Week 2: ARIMA Models
Johnny Y -
This week, I focused on building and optimizing my baseline ARIMA (autoregressive integrated moving average) model. I first built an ARIMA model to predict continuous prices (which ARIMA tends to perform better on). I found the parameters using the Augmented Dickey-Fuller (ADF), Autocorrelation Function (ACF), and Partial Autocorrelation Function (PACF) tests, and used Dogecoin data for the testing and training. I played around with different time frames to see how they affected accuracy.

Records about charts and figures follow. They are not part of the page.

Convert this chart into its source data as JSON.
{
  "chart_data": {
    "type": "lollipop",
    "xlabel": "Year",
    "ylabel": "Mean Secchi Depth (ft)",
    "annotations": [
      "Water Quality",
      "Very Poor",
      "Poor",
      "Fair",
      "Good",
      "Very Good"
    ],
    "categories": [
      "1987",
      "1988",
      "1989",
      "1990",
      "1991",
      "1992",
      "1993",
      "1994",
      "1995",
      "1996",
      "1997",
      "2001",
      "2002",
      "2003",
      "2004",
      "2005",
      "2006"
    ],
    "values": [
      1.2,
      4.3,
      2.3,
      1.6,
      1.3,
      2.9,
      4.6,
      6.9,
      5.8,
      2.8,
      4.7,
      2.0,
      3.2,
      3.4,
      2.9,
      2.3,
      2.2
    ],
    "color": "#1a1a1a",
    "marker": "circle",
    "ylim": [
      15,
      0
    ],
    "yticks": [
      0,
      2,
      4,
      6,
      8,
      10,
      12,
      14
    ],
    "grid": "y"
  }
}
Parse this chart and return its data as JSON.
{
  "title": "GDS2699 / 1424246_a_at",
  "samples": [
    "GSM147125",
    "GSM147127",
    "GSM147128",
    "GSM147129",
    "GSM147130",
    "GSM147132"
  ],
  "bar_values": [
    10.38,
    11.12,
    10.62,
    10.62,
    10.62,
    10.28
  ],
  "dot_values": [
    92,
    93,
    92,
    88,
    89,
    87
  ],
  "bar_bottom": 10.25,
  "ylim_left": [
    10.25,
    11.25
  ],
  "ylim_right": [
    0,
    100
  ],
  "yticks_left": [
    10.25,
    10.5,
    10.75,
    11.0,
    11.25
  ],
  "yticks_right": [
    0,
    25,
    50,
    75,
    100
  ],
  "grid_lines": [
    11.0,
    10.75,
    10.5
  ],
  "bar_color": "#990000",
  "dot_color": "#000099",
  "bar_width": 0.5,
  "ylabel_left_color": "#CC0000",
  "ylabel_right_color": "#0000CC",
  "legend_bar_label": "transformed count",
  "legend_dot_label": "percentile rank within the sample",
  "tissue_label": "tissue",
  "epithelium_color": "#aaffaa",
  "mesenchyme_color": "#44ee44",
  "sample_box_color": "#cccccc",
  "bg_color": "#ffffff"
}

I then built a separate ARIMA model to predict only whether the price would go up or down on a given day (since that is closer to what sentiment analysis does best) and measured the accuracy using percentage returns as data. With an 80%-20% train-test split on 12 months of data and parameters (p, d, q) = (25, 0, 25), the model achieved a 42.47% accuracy – less than a random coin flip. This would appear to demonstrate that ARIMA perhaps isn’t the best baseline for up/down predictions, though certainly the huge swings in the crypto market (e.g. 2.5x in 1 day because of the election) don’t help. Debugging my code took quite a bit of time, and for some time frames/parameter choices the model seems to have uniform recommendations (i.e. predicting “up” every day or “down” every day); I still haven’t figured that out yet. Another challenge is that manual entry is only weekly, so I really only have 1 years’ worth of data. I will be meeting with my site advisor to discuss the results.
It should be noted that past papers generally used ARIMA as a baseline for predicting continuous prices instead of up/down, so I don’t anticipate the lack of accuracy of ARIMA for up/down movement being an issue, though I will discuss this with my site advisor.